Mr. Leeb, editor of a New York investment newsletter, the Complete Investor, reckons the easiest way to gain a broad-based stake in a BRAC country is through an exchange-traded fund linked to the major stocks that trade in their marketplace. In this respect, the most compelling ETF in each BRAC nation is: Brazil (EWZ); Russia (RSX); Australia (EWA), and Canada (EWC).
The closest approximation to a BRAC fund is thought to be the Fidelity Emerging Markets Fund.
Individual stocks, of course, offer more potential. Here’s a brief rundown of Mr. Leeb’s top choices in each country:
- In Brazil, Banco Itaú Holding ($17.78): It’s the country’s second-largest bank, but by a significant margin the most profitable and the fastest growing. “Double-digit growth with good loan quality has been, and we think will continue to be, the hallmark of this exceptional financial institution,” Mr. Leeb says. On a price/earnings growth basis, Banco Itaú is priced in line with the top-quality American banks. If you’re about to say Brazil is riskier than America, Mr. Leeb hastens to point out that the subprime debacle has left this Brazilian bank virtually unscathed.

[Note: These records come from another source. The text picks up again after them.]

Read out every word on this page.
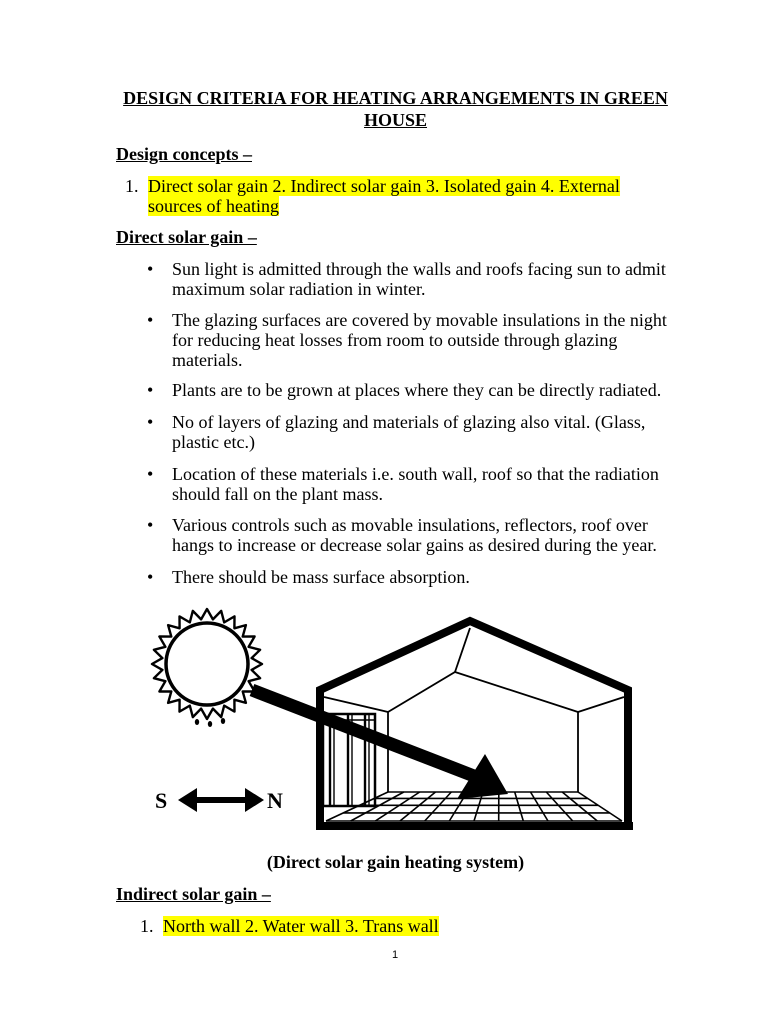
DESIGN CRITERIA FOR HEATING ARRANGEMENTS IN GREEN HOUSE
Design concepts –
1. Direct solar gain 2. Indirect solar gain 3. Isolated gain 4. External sources of heating
Direct solar gain –
• Sun light is admitted through the walls and roofs facing sun to admit maximum solar radiation in winter.
• The glazing surfaces are covered by movable insulations in the night for reducing heat losses from room to outside through glazing materials.
• Plants are to be grown at places where they can be directly radiated.
• No of layers of glazing and materials of glazing also vital. (Glass, plastic etc.)
• Location of these materials i.e. south wall, roof so that the radiation should fall on the plant mass.
• Various controls such as movable insulations, reflectors, roof over hangs to increase or decrease solar gains as desired during the year.
• There should be mass surface absorption.
S	N
(Direct solar gain heating system)
Indirect solar gain –
1. North wall 2. Water wall 3. Trans wall
1
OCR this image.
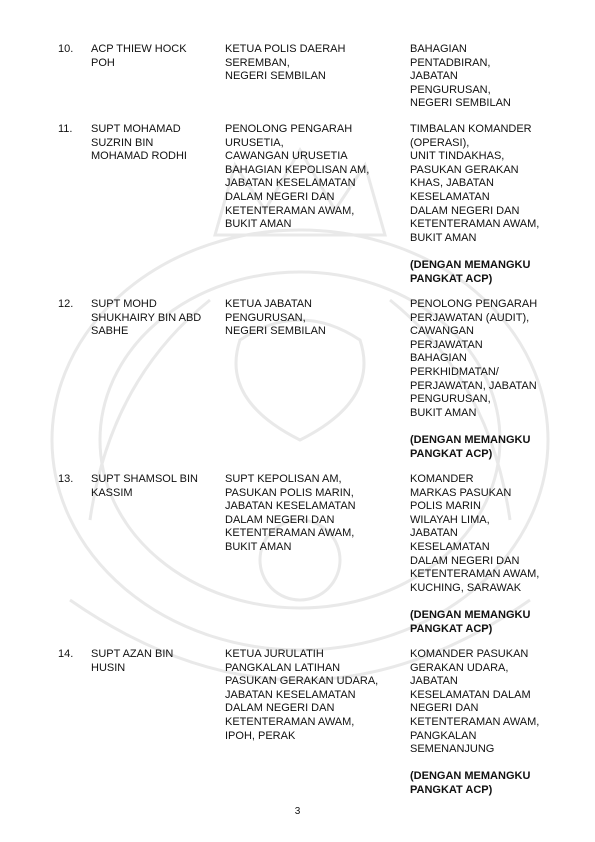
10. ACP THIEW HOCK
POH
KETUA POLIS DAERAH
SEREMBAN,
NEGERI SEMBILAN
BAHAGIAN
PENTADBIRAN,
JABATAN
PENGURUSAN,
NEGERI SEMBILAN
11. SUPT MOHAMAD
SUZRIN BIN
MOHAMAD RODHI
PENOLONG PENGARAH
URUSETIA,
CAWANGAN URUSETIA
BAHAGIAN KEPOLISAN AM,
JABATAN KESELAMATAN
DALAM NEGERI DAN
KETENTERAMAN AWAM,
BUKIT AMAN
TIMBALAN KOMANDER
(OPERASI),
UNIT TINDAKHAS,
PASUKAN GERAKAN
KHAS, JABATAN
KESELAMATAN
DALAM NEGERI DAN
KETENTERAMAN AWAM,
BUKIT AMAN
(DENGAN MEMANGKU
PANGKAT ACP)
12. SUPT MOHD
SHUKHAIRY BIN ABD
SABHE
KETUA JABATAN
PENGURUSAN,
NEGERI SEMBILAN
PENOLONG PENGARAH
PERJAWATAN (AUDIT),
CAWANGAN
PERJAWATAN
BAHAGIAN
PERKHIDMATAN/
PERJAWATAN, JABATAN
PENGURUSAN,
BUKIT AMAN
(DENGAN MEMANGKU
PANGKAT ACP)
13. SUPT SHAMSOL BIN
KASSIM
SUPT KEPOLISAN AM,
PASUKAN POLIS MARIN,
JABATAN KESELAMATAN
DALAM NEGERI DAN
KETENTERAMAN AWAM,
BUKIT AMAN
KOMANDER
MARKAS PASUKAN
POLIS MARIN
WILAYAH LIMA,
JABATAN
KESELAMATAN
DALAM NEGERI DAN
KETENTERAMAN AWAM,
KUCHING, SARAWAK
(DENGAN MEMANGKU
PANGKAT ACP)
14. SUPT AZAN BIN
HUSIN
KETUA JURULATIH
PANGKALAN LATIHAN
PASUKAN GERAKAN UDARA,
JABATAN KESELAMATAN
DALAM NEGERI DAN
KETENTERAMAN AWAM,
IPOH, PERAK
KOMANDER PASUKAN
GERAKAN UDARA,
JABATAN
KESELAMATAN DALAM
NEGERI DAN
KETENTERAMAN AWAM,
PANGKALAN
SEMENANJUNG
(DENGAN MEMANGKU
PANGKAT ACP)
3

- In Canada, Canadian Oil Sands Trust ($44.02): As a significant minor owner in major tar sands projects, the company is one of the few oil production beneficiaries likely to see a rising stream of income independent of oil prices. The firm is able to pass along all its receipts to investors in the form of distribution. As a result, its yield is above 8%, and the distribution should grow in coming years, as the Canadian dollar appreciates and more tar sands are developed. The negative is that the company is betting the farm on the continued success of one major project. Given the project’s ongoing output and the world’s desperate need for fossil fuels, Mr. Leeb feels the risks are well worth taking.
- In Australia, Energy Resources ($15.20): A uranium miner, it’s positioned to be not only among the fastest-growing uranium companies, but one of the fastest growing of all commodity companies. The stock also should benefit from rising production and higher uranium prices.
- In Russia, Gazprom ($34.56): The world’s largest gas company, it has a near-monopoly on the production, distribution, and export of Russian gas, and it also produces oil. Of the world’s major energy companies, Gazprom has the lowest price/earnings growth ratio, and one of the best growth profiles. Thanks to a large inventory of undeveloped properties, plus the prospects of additional licenses, the company likely will be able to boost its production at least 1% a year for the foreseeable future. The risks: The uncertainty of Russia itself is the major one, but Mr. Leeb argues, “The tremendous upside potential justifies at least a small position in a stock virtually mandated to grow.”